Simon Hayum stammte aus einer jüdischen Familie, die in einfachen Verhältnissen lebte. Sein Vater war Hausierer, die Mutter war mit der Erziehung der sechs Kinder beschäftigt.[2] Die finanzielle Unterstützung seiner Tante ermöglichte ihm ein Jurastudium. Er studierte zunächst in Berlin, dann in Tübingen, wo er das Examen machte. Danach eröffnete er 1892 eine Kanzlei in Tübingen. 1897 heiratete er Hermine Weil (* 8. Februar 1875; † 1967), eine Tochter des Hechinger Bankiers J. M. Weil. Mit ihr hatte er fünf Kinder. Zunächst wohnten er und die Familie zur Miete im Zentrum. Als er sich das leisten konnte, kaufte er 1905 das zweigeschossige Haus Uhlandstraße 15. Die Familie wohnte dort im ersten Stock, im Erdgeschoss befand sich die Kanzlei.[3] Die Kanzlei sollte schon bald zu der größten Tübingens werden. Die Familie Hayum gehörte zur gebildeten und reichen Oberschicht. Deswegen besuchten nicht nur ihre Söhne, sondern auch zwei der drei Töchter das Uhland-Gymnasium und nicht die als schlechter geltende Mädchenoberrealschule.[4]

Simon Hayum hielt sich für einen in jeder Hinsicht assimilierten Juden, deswegen suchte er nach gesellschaftlichen Kontakten mit nichtjüdischer Bevölkerung Tübingens und ging deswegen zu Stammtischen und Kegelgesellschaften. Er musste im Nachhinein konstatieren, dass er da „nicht so recht hereingekommen“ und sich „nicht so recht gefühlt“ hat, so dass er diese Versuche später aufgab. Es lag daran, dass bereits vor 1933 die Kontakte zwischen den Juden und Nichtjuden von einem sozialen Trennstrich geprägt waren.[5] Er war allerdings Mitglied im Anwaltsverein und seit 1925 dessen Kassierer. Seit der Jahrhundertwende waren er und der Bankier Friedrich Weil als die ersten Juden Mitglieder der Museumsgesellschaft, der bildungsbürgerlichen Institution Tübingens, die sich erst nach dem Ersten Weltkrieg den weiteren Personen der jüdischen Oberschicht öffnete.[6] Wie andere Mitglieder der Oberschicht beteiligte er sich regelmäßig an Spendenaktionen, die von der Ortszeitung „Tübinger Chronik“ organisiert wurden.[7]

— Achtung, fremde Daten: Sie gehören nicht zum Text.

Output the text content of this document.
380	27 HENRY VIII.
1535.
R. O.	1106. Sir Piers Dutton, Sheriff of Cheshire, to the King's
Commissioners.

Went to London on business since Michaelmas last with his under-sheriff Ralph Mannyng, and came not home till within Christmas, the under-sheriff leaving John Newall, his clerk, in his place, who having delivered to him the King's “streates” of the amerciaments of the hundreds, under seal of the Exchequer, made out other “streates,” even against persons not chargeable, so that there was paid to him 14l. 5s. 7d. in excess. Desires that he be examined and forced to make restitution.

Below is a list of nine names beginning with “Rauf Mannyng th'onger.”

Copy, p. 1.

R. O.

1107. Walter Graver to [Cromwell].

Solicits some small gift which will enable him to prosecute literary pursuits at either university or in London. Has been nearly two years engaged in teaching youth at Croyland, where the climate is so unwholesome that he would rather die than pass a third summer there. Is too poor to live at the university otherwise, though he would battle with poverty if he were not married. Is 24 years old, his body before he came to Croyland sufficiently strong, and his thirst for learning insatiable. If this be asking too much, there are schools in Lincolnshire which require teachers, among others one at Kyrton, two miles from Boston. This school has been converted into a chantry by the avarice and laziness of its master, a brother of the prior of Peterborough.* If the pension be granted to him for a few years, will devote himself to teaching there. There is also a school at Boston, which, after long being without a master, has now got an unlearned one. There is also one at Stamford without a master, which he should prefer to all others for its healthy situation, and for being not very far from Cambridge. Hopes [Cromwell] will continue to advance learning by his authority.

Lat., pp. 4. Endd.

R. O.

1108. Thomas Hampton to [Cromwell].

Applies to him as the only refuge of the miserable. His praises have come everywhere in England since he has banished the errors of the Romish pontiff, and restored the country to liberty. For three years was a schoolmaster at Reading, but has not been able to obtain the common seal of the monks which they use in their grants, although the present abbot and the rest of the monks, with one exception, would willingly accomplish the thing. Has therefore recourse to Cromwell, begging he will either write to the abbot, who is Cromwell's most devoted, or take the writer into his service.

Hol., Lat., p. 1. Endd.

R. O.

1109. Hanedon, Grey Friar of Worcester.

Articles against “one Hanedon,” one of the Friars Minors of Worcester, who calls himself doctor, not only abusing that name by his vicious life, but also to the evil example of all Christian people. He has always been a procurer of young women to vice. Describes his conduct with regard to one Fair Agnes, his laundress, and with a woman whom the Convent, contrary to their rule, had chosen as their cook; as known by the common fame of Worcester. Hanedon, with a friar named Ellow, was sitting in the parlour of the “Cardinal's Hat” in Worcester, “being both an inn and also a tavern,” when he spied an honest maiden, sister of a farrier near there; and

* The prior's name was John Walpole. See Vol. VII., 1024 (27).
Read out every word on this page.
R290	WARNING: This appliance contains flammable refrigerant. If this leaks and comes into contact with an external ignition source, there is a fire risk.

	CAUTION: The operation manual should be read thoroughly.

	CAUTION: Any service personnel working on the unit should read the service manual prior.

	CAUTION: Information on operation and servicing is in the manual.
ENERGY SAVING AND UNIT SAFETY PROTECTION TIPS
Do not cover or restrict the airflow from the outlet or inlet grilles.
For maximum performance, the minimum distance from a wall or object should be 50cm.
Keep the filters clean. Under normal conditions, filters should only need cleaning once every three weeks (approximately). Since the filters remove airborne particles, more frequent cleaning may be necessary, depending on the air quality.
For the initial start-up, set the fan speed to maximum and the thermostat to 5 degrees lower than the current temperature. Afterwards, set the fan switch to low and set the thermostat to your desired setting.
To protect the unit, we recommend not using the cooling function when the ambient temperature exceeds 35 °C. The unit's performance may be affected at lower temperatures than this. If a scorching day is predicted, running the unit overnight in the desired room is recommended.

Am Ersten Weltkrieg nahm er aus Altersgründen nicht teil. Er unterstütze aber den Staat finanziell: bereits 1914 zeichnete er eine Kriegsanleihe. Wohl seit dem Ersten Weltkrieg war Simon Hayum Vorsitzender der Ortsgruppe des Central-Vereins deutscher Staatsbürger jüdischen Glaubens.[8] Auch seine Frau Hermine unterstützte nicht nur finanziell das Sozialamt, sondern engagierte sich gesellschaftlich im Jüdischen Frauenverein und in der Wohlfahrtspflege, zum Beispiel richtete sie Anfang der 1930er Jahre, in Zeiten der hohen Arbeitslosigkeit, in ihrem Haus eine Suppenküche für Bedürftige ein.[9]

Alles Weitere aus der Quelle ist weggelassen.